Vom Totenschrein zum Wissensschatz: Alsfelds Beinhaus

Versteckt hinter der Walpurgiskirche in Alsfeld steht ein Gebäude, das auf den ersten Blick unscheinbar wirkt, aber eine Geschichte erzählt, die über Jahrhunderte reicht: das Beinhaus.

Seine erste Aufgabe war – sagen wir mal – etwas morbider: Im Mittelalter wurden im Beinhaus die Gebeine der Alsfelder aufbewahrt. Immer dann, wenn auf dem Friedhof neue Gräber angelegt wurden und dabei Knochen aus älteren Bestattungen ans Licht kamen, landeten diese im Beinhaus. Es lag ganz bewusst nah an der Kirche, damit die Seelen der Verstorbenen weiter am Segen der Messe teilhaben konnten. Platzmangel auf den Kirchhöfen, immer mehr Einwohner und Opfer von Seuchen machten solche „Knochenlager“ im Mittelalter zur Normalität.

Mit der Zeit verlor sich dieser Brauch jedoch und das Beinhaus wechselte im Laufe der Jahrhunderte mehrfach seine Funktion.

Im 17. Jahrhundert zog hier eine Malzdarre ein, in der das Malz für das städtische Brauhaus getrocknet wurde – ganze zwei Jahrhunderte lang! Nach Aufgabe von Braumonopol und Brauhaus, trennte sich die Stadt von dem Gebäude. Im Laufe der Zeit diente es als Lagerraum, Glaserei, Schreinerei und sogar zeitweise als Schulungsraum für angehende Tischler und Raumausstatter.

Anfang des 20. Jahrhunderts veränderten Umbauten des damaligen Besitzers das äußere Erscheinungsbild des Gebäudes auf markante Weise – sehr zum Leidwesen der Denkmalpflege.

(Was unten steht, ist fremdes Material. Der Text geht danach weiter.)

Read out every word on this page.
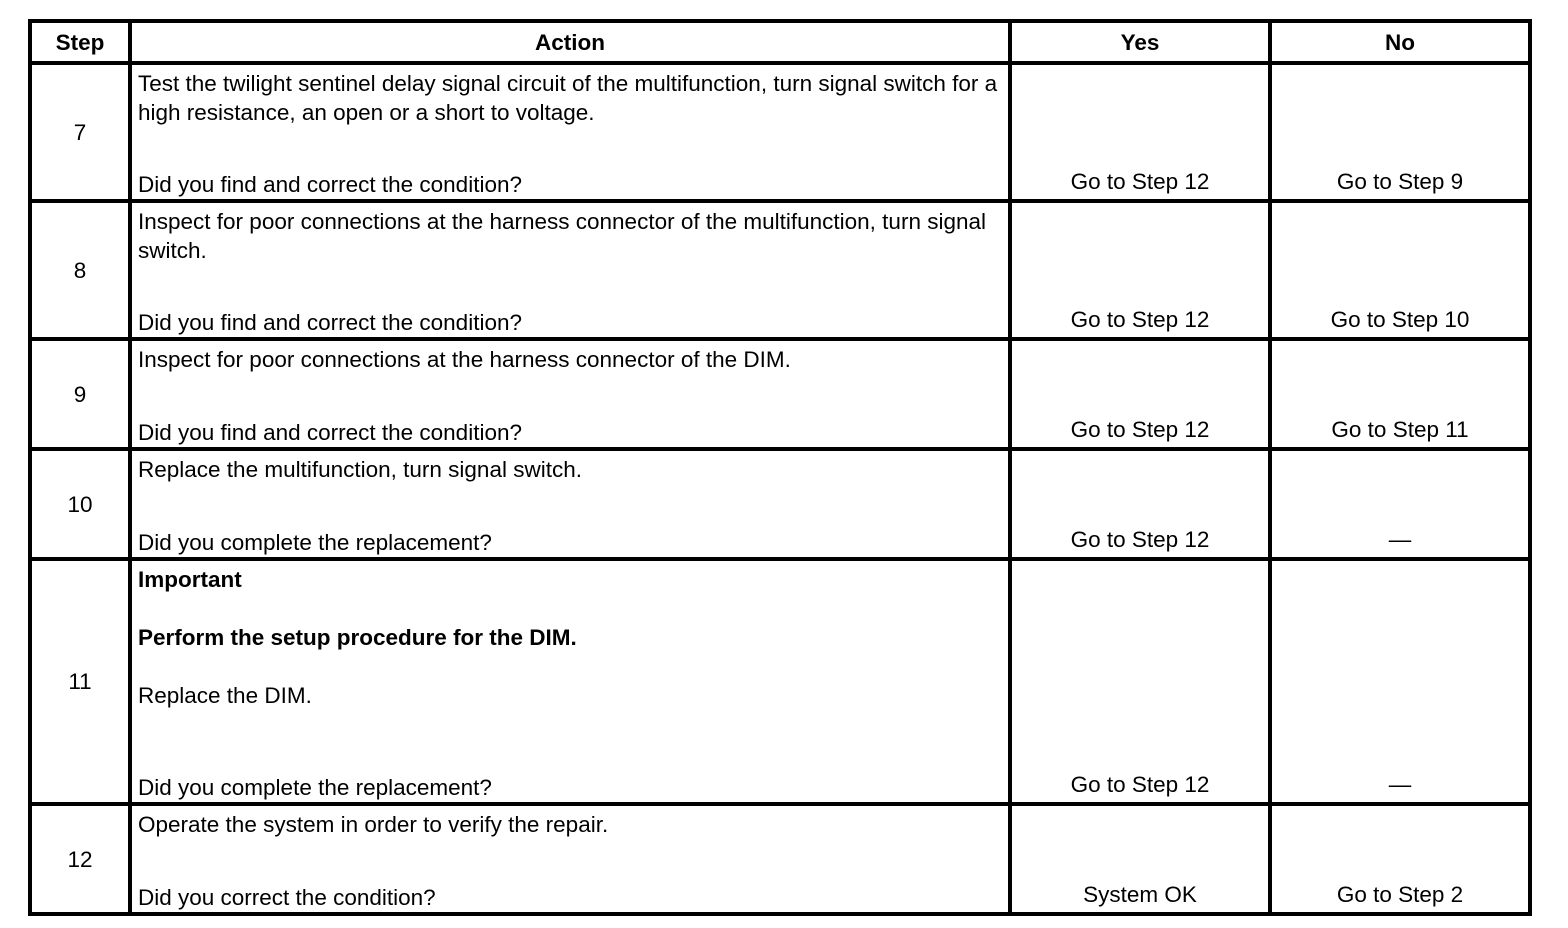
Step	Action	Yes	No
7	Test the twilight sentinel delay signal circuit of the multifunction, turn signal switch for a high resistance, an open or a short to voltage.
Did you find and correct the condition?	Go to Step 12	Go to Step 9
8	Inspect for poor connections at the harness connector of the multifunction, turn signal switch.
Did you find and correct the condition?	Go to Step 12	Go to Step 10
9	Inspect for poor connections at the harness connector of the DIM.
Did you find and correct the condition?	Go to Step 12	Go to Step 11
10	Replace the multifunction, turn signal switch.
Did you complete the replacement?	Go to Step 12	—
11	Important
Perform the setup procedure for the DIM.
Replace the DIM.
Did you complete the replacement?	Go to Step 12	—
12	Operate the system in order to verify the repair.
Did you correct the condition?	System OK	Go to Step 2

Dabei entstand unter anderem ein zusätzliches Obergeschoss, das bis zum großen Umbau Ende der 1970er-Jahre bestehen blieb.

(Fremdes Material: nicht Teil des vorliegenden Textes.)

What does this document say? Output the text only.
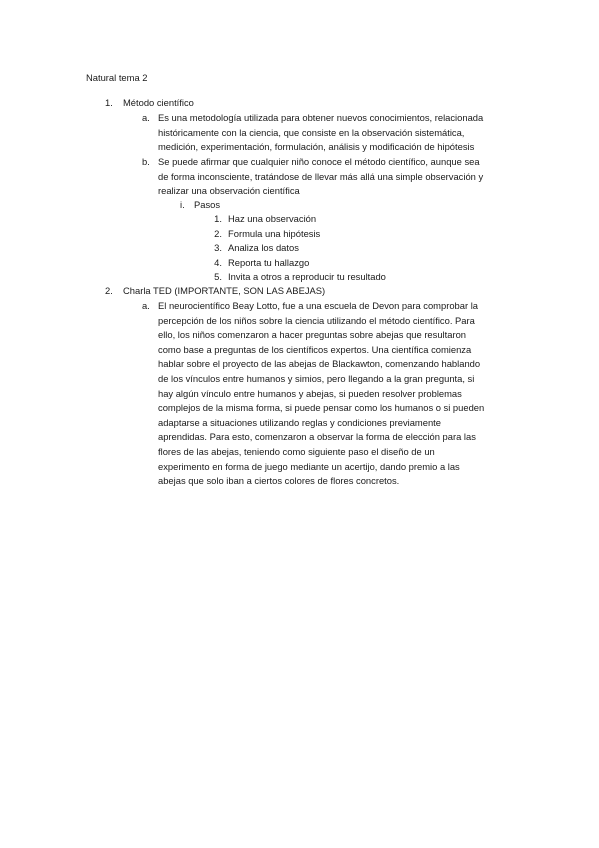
Natural tema 2

1. Método científico
a. Es una metodología utilizada para obtener nuevos conocimientos, relacionada
históricamente con la ciencia, que consiste en la observación sistemática,
medición, experimentación, formulación, análisis y modificación de hipótesis
b. Se puede afirmar que cualquier niño conoce el método científico, aunque sea
de forma inconsciente, tratándose de llevar más allá una simple observación y
realizar una observación científica
i. Pasos
1. Haz una observación
2. Formula una hipótesis
3. Analiza los datos
4. Reporta tu hallazgo
5. Invita a otros a reproducir tu resultado
2. Charla TED (IMPORTANTE, SON LAS ABEJAS)
a. El neurocientífico Beay Lotto, fue a una escuela de Devon para comprobar la
percepción de los niños sobre la ciencia utilizando el método científico. Para
ello, los niños comenzaron a hacer preguntas sobre abejas que resultaron
como base a preguntas de los científicos expertos. Una científica comienza
hablar sobre el proyecto de las abejas de Blackawton, comenzando hablando
de los vínculos entre humanos y simios, pero llegando a la gran pregunta, si
hay algún vínculo entre humanos y abejas, si pueden resolver problemas
complejos de la misma forma, si puede pensar como los humanos o si pueden
adaptarse a situaciones utilizando reglas y condiciones previamente
aprendidas. Para esto, comenzaron a observar la forma de elección para las
flores de las abejas, teniendo como siguiente paso el diseño de un
experimento en forma de juego mediante un acertijo, dando premio a las
abejas que solo iban a ciertos colores de flores concretos.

1963 kaufte die Stadt Alsfeld das Beinhaus zurück. Dann passierte erstmal… nichts. Das Dach war marode, das Gebäude wirkte heruntergekommen. Erst Stadtarchivar Dr. Herbert Jäkel brachte frischen Wind: 1975 schlug er vor, das Beinhaus zum Stadtarchiv umzubauen. Die Stadtverordneten stimmten 1977 zu.

Zwischen 1979 und 1983 wurde kräftig umgebaut: Das unpassende Obergeschoss aus dem Jahr 1907 wurde entfernt und ein neues Steildach errichtet. Im Innern gab die alte Fachwerkkonstruktion den Platz frei für eine Regalanlage, die Raum für das Archivgut bot. Auch der Gewölbekeller wurde in die Pläne einbezogen. Die letzten Gebeine wurden hier übrigens bereits 1824 entfernt.

Am 12. August 1983 begann ein neues Kapitel: Aus dem Beinhaus wurde das Gedächtnis der Stadt. Heute lagern hier keine Knochen mehr, sondern Akten, Urkunden, Fotos und Dokumente, die die Geschichte Alsfelds lebendig halten.